Nari Ward · Re-Presence
Celebrated New York artist Nari Ward will open an exhibition, Nari Ward • Re-Presence, in the first-floor galleries of the Nerman Museum of Contemporary Art.
Born in St. Andrews, Jamaica, in 1963, Ward has been included in the 2008 Prospect.1 New Orleans Biennial, 2006 Whitney Biennial in New York and in Documenta XI in Kassel, Germany, in 2003. Ward is currently working on a solo exhibition to be presented at Mass MoCA next year.
Known for dramatic sculptures made from discarded materials found in urban neighborhoods, Ward creates works which often comment on issues related to consumer culture, poverty, race, and, most recently, support for those with physical and mental illness. Using a sense of irony and irreverence, he suggests a point of view, poses a question or tells a story. Writers have compared him to a modern archeologist who uses salvaged materials — television sets, plastic bags, liquor signs, grocery carts, oil barrels, and fake luxury goods — to interpret the history and emotions attached to those “recycled” elements.
Since 2000, Ward has lived and worked in Harlem, collecting the neighborhood’s discarded clothes, ephemera, and trash for use in his work. Included in Re-Presence are various signs which Ward has gathered and repurposed. A Chase Bank banner is morphed into AfroChase, replete with hair picks and cowrie shells. Massive neon signs which originally promoted “LIQUORS” now emanate a single pronouncement: SOUL. And a monumental installation, Airplane Tears, utilizes wall-mounted television backs to address emotional vulnerability. Ward’s assemblages of discarded or abandoned objects seem to simultaneously exude hopelessness and despair, as well as hope and humor.

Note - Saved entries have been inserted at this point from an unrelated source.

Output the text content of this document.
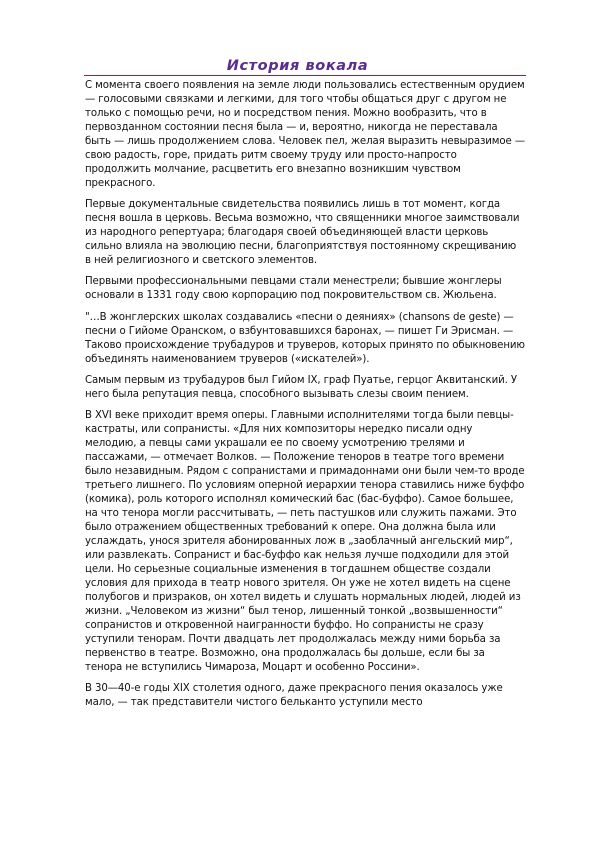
История вокала

С момента своего появления на земле люди пользовались естественным орудием — голосовыми связками и легкими, для того чтобы общаться друг с другом не только с помощью речи, но и посредством пения. Можно вообразить, что в первозданном состоянии песня была — и, вероятно, никогда не переставала быть — лишь продолжением слова. Человек пел, желая выразить невыразимое — свою радость, горе, придать ритм своему труду или просто-напросто продолжить молчание, расцветить его внезапно возникшим чувством прекрасного.

Первые документальные свидетельства появились лишь в тот момент, когда песня вошла в церковь. Весьма возможно, что священники многое заимствовали из народного репертуара; благодаря своей объединяющей власти церковь сильно влияла на эволюцию песни, благоприятствуя постоянному скрещиванию в ней религиозного и светского элементов.

Первыми профессиональными певцами стали менестрели; бывшие жонглеры основали в 1331 году свою корпорацию под покровительством св. Жюльена.

"…В жонглерских школах создавались «песни о деяниях» (chansons de geste) — песни о Гийоме Оранском, о взбунтовавшихся баронах, — пишет Ги Эрисман. — Таково происхождение трубадуров и труверов, которых принято по обыкновению объединять наименованием труверов («искателей»).

Самым первым из трубадуров был Гийом IX, граф Пуатье, герцог Аквитанский. У него была репутация певца, способного вызывать слезы своим пением.

В XVI веке приходит время оперы. Главными исполнителями тогда были певцы-кастраты, или сопранисты. «Для них композиторы нередко писали одну мелодию, а певцы сами украшали ее по своему усмотрению трелями и пассажами, — отмечает Волков. — Положение теноров в театре того времени было незавидным. Рядом с сопранистами и примадоннами они были чем-то вроде третьего лишнего. По условиям оперной иерархии тенора ставились ниже буффо (комика), роль которого исполнял комический бас (бас-буффо). Самое большее, на что тенора могли рассчитывать, — петь пастушков или служить пажами. Это было отражением общественных требований к опере. Она должна была или услаждать, унося зрителя абонированных лож в „заоблачный ангельский мир“, или развлекать. Сопранист и бас-буффо как нельзя лучше подходили для этой цели. Но серьезные социальные изменения в тогдашнем обществе создали условия для прихода в театр нового зрителя. Он уже не хотел видеть на сцене полубогов и призраков, он хотел видеть и слушать нормальных людей, людей из жизни. „Человеком из жизни“ был тенор, лишенный тонкой „возвышенности“ сопранистов и откровенной наигранности буффо. Но сопранисты не сразу уступили тенорам. Почти двадцать лет продолжалась между ними борьба за первенство в театре. Возможно, она продолжалась бы дольше, если бы за тенора не вступились Чимароза, Моцарт и особенно Россини».

В 30—40-е годы XIX столетия одного, даже прекрасного пения оказалось уже мало, — так представители чистого бельканто уступили место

“We are especially pleased that the Nerman is hosting Nari Ward’s first one-person museum exhibition in the United States,” said Bruce Hartman, executive director, Nerman Museum of Contemporary Art.
Ward earned his bachelor’s degree in art from Hunter College, New York, and his master’s degree in fine arts from Brooklyn College. He is currently a professor of art and sculpture at Hunter College. He has received commissions from the United Nations and the World Health Organization, and awards from the American Academy of Arts and Letters, The Joan Mitchell Foundation, the National Endowment for the Arts, New York Foundation for the Arts, John Simon Guggenheim Foundation Grant and the Pollock-Krasner Foundation.
Ward’s new media work titled Father & Sons will be on view in the Oppenheimer Oppenheimer New Media Gallery, Second Floor, NMOCA during the exhibition.